The ever-busy Brokaw, who recently finished up a tour with Sonic Youth drummer Steve Shelley's band, Two Dollar Guitar, also guested with Willard Grant Conspiracy, the Boston-bred Americana outfit, more successful in Europe, whose latest album "Let It Roll" will be released in the United States on Reincarnate Music on Feb. 27. Kimchee had hoped to release the record and stemmed its operations this year in order to be ready and resourceful for such a high-profile release.
Clearly there were no hard feelings. WGC, a sextet led by singer and acoustic guitarist Robert Fisher that includes violin and trumpet alongside guitar, bass, and drums, delivered majestic, sweeping songs that were simultaneously as boundless as the prairie and as intimate as a whisper. "The Ghost of the Girl in the Well" paired dusky mariachi undertones with Fisher's plaintive moans; "The Suffering Song" pinned his embittered, sharp vocal with blazing guitars; and the finale, another peak featuring Brokaw, the new, harder "Let It Roll," ended in a dynamic, expansive jam.

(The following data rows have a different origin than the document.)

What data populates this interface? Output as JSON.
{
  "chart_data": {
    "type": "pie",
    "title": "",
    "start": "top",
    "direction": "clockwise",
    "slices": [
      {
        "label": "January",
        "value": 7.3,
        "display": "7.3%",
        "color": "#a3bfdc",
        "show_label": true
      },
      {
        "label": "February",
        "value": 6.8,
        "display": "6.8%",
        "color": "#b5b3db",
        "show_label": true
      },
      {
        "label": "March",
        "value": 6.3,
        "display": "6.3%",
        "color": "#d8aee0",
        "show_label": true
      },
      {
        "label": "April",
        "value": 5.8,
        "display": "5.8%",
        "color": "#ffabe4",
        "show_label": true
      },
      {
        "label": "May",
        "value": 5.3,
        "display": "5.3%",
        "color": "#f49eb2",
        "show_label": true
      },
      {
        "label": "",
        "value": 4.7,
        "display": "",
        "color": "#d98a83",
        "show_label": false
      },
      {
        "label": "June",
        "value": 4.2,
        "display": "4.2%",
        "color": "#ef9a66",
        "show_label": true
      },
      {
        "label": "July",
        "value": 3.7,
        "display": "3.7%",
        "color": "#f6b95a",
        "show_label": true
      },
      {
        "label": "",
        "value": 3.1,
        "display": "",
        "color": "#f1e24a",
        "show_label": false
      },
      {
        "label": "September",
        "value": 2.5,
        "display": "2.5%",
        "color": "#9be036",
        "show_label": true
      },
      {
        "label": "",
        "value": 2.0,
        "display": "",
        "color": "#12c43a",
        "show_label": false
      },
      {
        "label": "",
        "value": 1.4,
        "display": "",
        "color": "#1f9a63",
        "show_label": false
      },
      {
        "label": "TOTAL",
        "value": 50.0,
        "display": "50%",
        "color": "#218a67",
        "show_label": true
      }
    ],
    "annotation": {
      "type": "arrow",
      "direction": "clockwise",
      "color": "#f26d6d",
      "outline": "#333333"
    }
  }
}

Following that, the Paula Kelley Orchestra -- another band featuring violin and trumpet, but this time for flourishes reminiscent of bittersweet Burt Bacharach epics -- added a sassy set of classic pop. Earlier, Heidi Saperstein and her band, the Snow Leopards, opened with catchy, heavy-riffing rock with an '80s, Pat Benatar-ish sheen.
During his set, Fisher summed up the musical patchwork perfectly: "Let's thank Bob and Andy," he said referring to Kimchee heads Bob Dubrow and Andy Hong, "for creating a label that allows misfits to make records."